Friday, February 22, 2008

Immigrants are a political gold mine

Friday » February 22 » 2008

Immigrants are a political gold mine

Deirdre McMurdy
The Ottawa Citizen

Wednesday, December 05, 2007

Statistics Canada may be scrupulously neutral in the collection and analysis of its information, but it formally opened a new political frontline yesterday with its latest report on census data on immigrants collected last year.

The fact that one in five Canadians is now foreign-born -- a 13.6-per-cent increase since 2001 -- precisely quantifies the single greatest challenge confronting traditional political parties: How to engage this massive and growing part of the Canadian population, 68.9 per cent of which has gravitated to Montreal, Toronto or Vancouver.

"The days when a candidate could make a one-off courtship visit to a temple or a festival are long over," says John Wright of Ipsos Reid. "Working at the ethnic vote has become more mainstream and it's going to get even more so."

But acknowledging that reality and actually addressing it are two very different things.

For one thing, Mr. Wright says it typically takes three generations for new Canadians to become politically active -- and even then it may depend on the culture, religion and community background of the individual.

For example, according to a study from the Canadian Council of Muslim Women, Muslims overall are one-third less likely to vote than Hindus or Sikhs and 40 per cent less likely to vote than Jews. Muslim women have an even lower propensity to vote than Muslim men.

(A study by a McGill University political scientist, Jerome Black, for Elections Canada disputes the point that it takes three generations to engage politically.

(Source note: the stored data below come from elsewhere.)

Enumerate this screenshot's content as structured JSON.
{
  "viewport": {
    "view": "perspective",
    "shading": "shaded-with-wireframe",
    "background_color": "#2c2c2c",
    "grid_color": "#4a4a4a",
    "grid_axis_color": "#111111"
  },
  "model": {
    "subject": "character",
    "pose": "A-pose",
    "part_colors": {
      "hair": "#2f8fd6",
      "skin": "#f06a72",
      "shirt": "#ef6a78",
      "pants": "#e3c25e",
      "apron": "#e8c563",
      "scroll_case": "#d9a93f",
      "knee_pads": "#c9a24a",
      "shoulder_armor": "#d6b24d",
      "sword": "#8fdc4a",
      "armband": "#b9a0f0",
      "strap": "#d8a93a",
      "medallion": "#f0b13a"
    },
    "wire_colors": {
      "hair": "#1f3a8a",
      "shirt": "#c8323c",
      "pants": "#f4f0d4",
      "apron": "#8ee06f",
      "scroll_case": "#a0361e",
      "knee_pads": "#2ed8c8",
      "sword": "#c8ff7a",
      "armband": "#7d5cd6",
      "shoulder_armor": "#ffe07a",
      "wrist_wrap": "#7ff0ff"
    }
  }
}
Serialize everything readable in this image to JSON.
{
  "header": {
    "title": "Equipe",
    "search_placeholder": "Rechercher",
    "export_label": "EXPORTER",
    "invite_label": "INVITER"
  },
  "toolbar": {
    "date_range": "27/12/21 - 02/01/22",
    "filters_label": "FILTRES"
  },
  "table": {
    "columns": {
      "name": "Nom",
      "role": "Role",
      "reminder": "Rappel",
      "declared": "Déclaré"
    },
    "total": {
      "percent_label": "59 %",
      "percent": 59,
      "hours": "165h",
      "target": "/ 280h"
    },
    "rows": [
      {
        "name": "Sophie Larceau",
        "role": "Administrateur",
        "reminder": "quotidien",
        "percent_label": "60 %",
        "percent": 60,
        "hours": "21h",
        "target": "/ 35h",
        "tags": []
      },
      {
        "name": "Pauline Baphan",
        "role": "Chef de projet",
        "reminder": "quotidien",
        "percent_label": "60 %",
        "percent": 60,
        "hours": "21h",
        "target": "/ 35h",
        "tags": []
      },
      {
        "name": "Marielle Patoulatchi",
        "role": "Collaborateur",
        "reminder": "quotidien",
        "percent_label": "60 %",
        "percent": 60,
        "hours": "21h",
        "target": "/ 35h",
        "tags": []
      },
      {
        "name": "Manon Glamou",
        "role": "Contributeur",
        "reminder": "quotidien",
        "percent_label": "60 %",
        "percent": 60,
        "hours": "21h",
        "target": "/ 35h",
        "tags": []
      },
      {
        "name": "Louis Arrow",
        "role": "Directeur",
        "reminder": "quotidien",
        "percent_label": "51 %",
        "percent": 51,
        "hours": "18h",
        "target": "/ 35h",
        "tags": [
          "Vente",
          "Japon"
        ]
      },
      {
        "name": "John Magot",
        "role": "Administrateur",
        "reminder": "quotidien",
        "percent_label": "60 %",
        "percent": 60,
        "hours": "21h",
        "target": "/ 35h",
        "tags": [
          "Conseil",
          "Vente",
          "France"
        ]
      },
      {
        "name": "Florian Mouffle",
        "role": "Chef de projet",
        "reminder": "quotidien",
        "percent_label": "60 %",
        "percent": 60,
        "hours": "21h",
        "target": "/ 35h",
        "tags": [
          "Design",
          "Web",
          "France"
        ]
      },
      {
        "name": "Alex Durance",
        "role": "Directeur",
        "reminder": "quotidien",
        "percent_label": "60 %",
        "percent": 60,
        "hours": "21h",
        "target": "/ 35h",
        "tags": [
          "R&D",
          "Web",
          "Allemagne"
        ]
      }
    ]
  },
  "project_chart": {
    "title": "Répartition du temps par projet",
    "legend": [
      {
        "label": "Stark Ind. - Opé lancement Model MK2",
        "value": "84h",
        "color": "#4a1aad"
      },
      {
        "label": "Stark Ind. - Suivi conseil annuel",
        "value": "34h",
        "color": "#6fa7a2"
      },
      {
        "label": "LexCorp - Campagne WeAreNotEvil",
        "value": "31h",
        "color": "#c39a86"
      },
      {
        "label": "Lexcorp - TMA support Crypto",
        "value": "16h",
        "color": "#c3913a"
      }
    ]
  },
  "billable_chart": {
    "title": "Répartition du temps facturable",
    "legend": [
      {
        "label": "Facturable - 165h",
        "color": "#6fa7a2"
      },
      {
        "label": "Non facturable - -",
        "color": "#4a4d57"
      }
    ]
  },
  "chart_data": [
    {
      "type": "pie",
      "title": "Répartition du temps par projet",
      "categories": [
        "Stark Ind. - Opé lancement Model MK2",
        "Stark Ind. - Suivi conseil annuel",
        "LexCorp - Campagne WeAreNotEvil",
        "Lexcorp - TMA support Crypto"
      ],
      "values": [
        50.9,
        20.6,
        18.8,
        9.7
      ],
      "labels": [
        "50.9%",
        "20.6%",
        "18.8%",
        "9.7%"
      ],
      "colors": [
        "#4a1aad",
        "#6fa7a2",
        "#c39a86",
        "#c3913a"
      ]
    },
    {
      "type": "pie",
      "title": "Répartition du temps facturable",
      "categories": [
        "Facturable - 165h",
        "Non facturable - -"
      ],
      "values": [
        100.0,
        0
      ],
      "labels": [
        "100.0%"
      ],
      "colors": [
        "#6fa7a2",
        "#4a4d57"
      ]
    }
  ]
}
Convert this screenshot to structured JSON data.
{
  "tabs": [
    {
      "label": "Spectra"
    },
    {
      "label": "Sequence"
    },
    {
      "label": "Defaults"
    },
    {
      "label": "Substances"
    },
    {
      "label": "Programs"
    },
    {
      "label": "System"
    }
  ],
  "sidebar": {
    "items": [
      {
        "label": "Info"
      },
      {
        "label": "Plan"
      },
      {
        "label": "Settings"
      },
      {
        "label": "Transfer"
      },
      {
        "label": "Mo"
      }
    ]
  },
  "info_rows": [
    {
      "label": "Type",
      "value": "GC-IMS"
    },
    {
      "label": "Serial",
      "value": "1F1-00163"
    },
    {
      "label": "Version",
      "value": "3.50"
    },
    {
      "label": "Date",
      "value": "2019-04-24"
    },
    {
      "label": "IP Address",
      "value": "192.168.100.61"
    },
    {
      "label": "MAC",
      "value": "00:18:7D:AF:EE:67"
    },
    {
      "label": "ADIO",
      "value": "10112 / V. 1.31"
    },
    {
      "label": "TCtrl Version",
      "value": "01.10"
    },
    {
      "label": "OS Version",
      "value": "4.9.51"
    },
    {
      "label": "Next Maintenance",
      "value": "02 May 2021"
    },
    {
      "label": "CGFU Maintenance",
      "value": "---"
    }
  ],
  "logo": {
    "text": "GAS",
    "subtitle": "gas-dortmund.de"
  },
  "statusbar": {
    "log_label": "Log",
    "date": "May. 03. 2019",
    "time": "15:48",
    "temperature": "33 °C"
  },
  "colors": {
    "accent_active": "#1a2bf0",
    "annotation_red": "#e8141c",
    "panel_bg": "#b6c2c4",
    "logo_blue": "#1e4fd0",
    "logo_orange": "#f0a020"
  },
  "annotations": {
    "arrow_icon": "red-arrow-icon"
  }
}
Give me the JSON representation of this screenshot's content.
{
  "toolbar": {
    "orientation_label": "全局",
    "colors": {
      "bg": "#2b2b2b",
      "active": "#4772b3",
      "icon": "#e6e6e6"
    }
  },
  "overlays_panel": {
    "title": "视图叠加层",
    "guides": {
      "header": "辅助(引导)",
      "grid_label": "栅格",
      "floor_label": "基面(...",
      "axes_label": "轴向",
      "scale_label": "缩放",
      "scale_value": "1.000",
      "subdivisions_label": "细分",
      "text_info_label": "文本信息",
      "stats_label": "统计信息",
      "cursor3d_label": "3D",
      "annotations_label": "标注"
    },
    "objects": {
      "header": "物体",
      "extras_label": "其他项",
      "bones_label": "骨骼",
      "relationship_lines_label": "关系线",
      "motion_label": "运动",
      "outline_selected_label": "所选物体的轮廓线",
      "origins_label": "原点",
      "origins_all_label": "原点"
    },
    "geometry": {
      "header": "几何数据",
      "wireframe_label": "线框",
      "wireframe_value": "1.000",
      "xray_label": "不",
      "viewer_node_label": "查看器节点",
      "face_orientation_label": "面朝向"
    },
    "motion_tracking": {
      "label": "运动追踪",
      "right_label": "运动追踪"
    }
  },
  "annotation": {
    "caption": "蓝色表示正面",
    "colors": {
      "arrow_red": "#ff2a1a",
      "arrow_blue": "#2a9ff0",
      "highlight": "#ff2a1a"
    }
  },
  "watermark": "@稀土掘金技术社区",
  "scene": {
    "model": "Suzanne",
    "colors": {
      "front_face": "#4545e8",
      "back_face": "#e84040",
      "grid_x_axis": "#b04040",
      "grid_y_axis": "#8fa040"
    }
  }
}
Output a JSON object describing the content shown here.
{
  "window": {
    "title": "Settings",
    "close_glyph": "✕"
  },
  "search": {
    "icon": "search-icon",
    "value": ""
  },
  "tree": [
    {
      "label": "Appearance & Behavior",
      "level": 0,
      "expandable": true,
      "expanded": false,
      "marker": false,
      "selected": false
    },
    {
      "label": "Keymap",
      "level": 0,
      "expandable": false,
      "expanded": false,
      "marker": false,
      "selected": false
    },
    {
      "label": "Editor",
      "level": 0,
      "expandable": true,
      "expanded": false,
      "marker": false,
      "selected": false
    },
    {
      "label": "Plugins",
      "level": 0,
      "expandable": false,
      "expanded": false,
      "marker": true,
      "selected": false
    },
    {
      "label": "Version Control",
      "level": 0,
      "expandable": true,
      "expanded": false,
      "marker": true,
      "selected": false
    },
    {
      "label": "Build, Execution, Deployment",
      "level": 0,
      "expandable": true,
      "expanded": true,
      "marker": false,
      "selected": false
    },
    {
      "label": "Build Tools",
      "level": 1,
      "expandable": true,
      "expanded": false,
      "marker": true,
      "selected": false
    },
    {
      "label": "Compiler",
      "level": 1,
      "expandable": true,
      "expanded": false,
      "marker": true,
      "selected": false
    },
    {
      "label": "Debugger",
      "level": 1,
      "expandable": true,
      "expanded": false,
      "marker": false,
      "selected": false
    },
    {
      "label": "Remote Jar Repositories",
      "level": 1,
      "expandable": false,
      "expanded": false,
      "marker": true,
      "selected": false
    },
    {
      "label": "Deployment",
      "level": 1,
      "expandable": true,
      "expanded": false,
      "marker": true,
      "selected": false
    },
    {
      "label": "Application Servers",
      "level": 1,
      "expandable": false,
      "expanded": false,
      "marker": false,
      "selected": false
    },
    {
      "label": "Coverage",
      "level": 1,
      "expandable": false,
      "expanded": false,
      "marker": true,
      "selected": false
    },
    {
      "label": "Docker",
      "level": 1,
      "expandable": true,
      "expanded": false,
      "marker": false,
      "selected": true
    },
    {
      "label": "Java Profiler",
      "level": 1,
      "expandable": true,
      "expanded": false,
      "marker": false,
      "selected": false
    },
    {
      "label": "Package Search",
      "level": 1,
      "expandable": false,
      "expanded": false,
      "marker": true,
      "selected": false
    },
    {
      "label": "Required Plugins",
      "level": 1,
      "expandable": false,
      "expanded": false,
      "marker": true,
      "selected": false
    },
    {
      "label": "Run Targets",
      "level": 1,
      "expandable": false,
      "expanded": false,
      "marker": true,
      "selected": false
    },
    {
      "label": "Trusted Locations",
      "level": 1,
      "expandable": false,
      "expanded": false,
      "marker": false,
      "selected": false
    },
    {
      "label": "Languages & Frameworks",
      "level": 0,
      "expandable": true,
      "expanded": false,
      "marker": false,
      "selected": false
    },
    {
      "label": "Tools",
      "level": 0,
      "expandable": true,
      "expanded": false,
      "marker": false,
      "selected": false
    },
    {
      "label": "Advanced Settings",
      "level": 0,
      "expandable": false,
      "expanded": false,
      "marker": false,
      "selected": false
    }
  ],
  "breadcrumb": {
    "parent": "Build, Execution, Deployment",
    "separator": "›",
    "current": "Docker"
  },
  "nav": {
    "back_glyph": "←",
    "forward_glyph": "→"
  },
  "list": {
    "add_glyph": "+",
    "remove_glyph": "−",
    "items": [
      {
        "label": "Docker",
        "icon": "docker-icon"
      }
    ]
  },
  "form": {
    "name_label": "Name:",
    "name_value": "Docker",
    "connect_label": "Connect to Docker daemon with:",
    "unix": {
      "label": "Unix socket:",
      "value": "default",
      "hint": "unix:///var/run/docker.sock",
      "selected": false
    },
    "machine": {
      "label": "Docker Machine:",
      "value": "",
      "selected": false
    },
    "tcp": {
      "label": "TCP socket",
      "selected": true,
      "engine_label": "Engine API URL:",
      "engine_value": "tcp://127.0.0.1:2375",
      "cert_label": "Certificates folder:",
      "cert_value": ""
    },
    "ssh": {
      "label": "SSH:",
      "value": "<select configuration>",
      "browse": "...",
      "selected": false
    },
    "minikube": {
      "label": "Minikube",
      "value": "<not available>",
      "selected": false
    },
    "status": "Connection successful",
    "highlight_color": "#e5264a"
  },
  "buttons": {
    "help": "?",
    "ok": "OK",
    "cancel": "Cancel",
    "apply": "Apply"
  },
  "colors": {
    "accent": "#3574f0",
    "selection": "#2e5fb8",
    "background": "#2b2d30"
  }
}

He cites research that "found only minor differences between the foreign- and native-born, and only for those in Canada less than 10 years was there a lesser likelihood of voting in federal elections."

He also points to findings that show the highest electoral participation levels are found among second-generation Canadians, while voting by fourth- and fifth-generation Canadians is below-average.)

Still, Victor Wong, of the Chinese Canadian National Council, is adamant that there are hurdles for new Canadians when it comes to politics.

"Language is a huge issue when it comes to voting and political participation, not to mention the fact it takes years for people to settle when they change countries," he says. "It's even more complicated when people come from a country where there's a lack of democratic tradition, like China."

Those cultural and linguistic differences pose more than just the obvious road blocks for politicians who want to win ethnic votes: these groups can also be very hard to track and poll.

"It's only been the last three years that there's been any focused effort by retailers and political organizations to poll ethnic groups," says Mr. Wright. "It's a challenge because of language and process. Some don't like to use the phone, some need to chat for a long time before answering questions -- a variety of things enter the mix."

As a result of that dearth of detailed profiling, politicians often make the mistake of lumping all Chinese or Indians together -- when in fact, they're widely diverse groups in terms of language, religion, community and experience.

"It's a very common mistake to assume there's a monolithic Chinese vote out there," insists Mr. Wong. "People from Taiwan, Hong Kong and the People's Republic of China are all coming from very different places."

But even if they come from very different places, they're most likely to settle in one of three: Montreal, Toronto or Vancouver. And that sort of urban concentration is, at least for the Conservatives, a tough barrier to expanding their base of support.

To date, they've gained nominal ground in the three cities where immigrants cluster. And their appeal won't have improved after federal Finance Minister Jim Flaherty recently told Canada's largest cities to "stop whining" for infrastructure funding.

Furthermore, language education -- where federal Conservatives could connect directly with the growing number of immigrants who speak no English -- is a provincial domain. And the Harper government has strong views on messing with powers devolved to provinces.

That language issue is also cited as a factor in Quebec, which is entitled to a 25-per-cent share of all immigrants to Canada, but only attracted 17 per cent (compared with 52.3 per cent in Ontario) according to the census.

That's data that will almost certainly resurface in the simmering feud between the federal government and Ontario over proposed electoral reforms.

But perhaps the ultimate political frontier that's emerging is followup policies that will engage the immigrant influx politically and economically much faster.

"We have to come terms much more effectively with the fact these are, increasingly, people who are fundamentally different from the immigrants who used to come to Canada," says Linda Duxbury, a professor at the Sprott School of Business at Carleton University. "The whole point of immigration is economic and we seem to be missing that crucial point."

Ms. Duxbury adds that Canada needs to "spend money differently to capitalize on the skills of newcomers who are good people with good credentials -- but have weak language and communications ability."

If we fail to do that, she insists, we're going to lose the increasingly intense international competition to attract the talent required to bolster the fortunes of an aging population.

"Canada has a policy of welcome, but not the practice," says Mr. Wong. "Whoever manages to put the two together, we'll remember at the polls."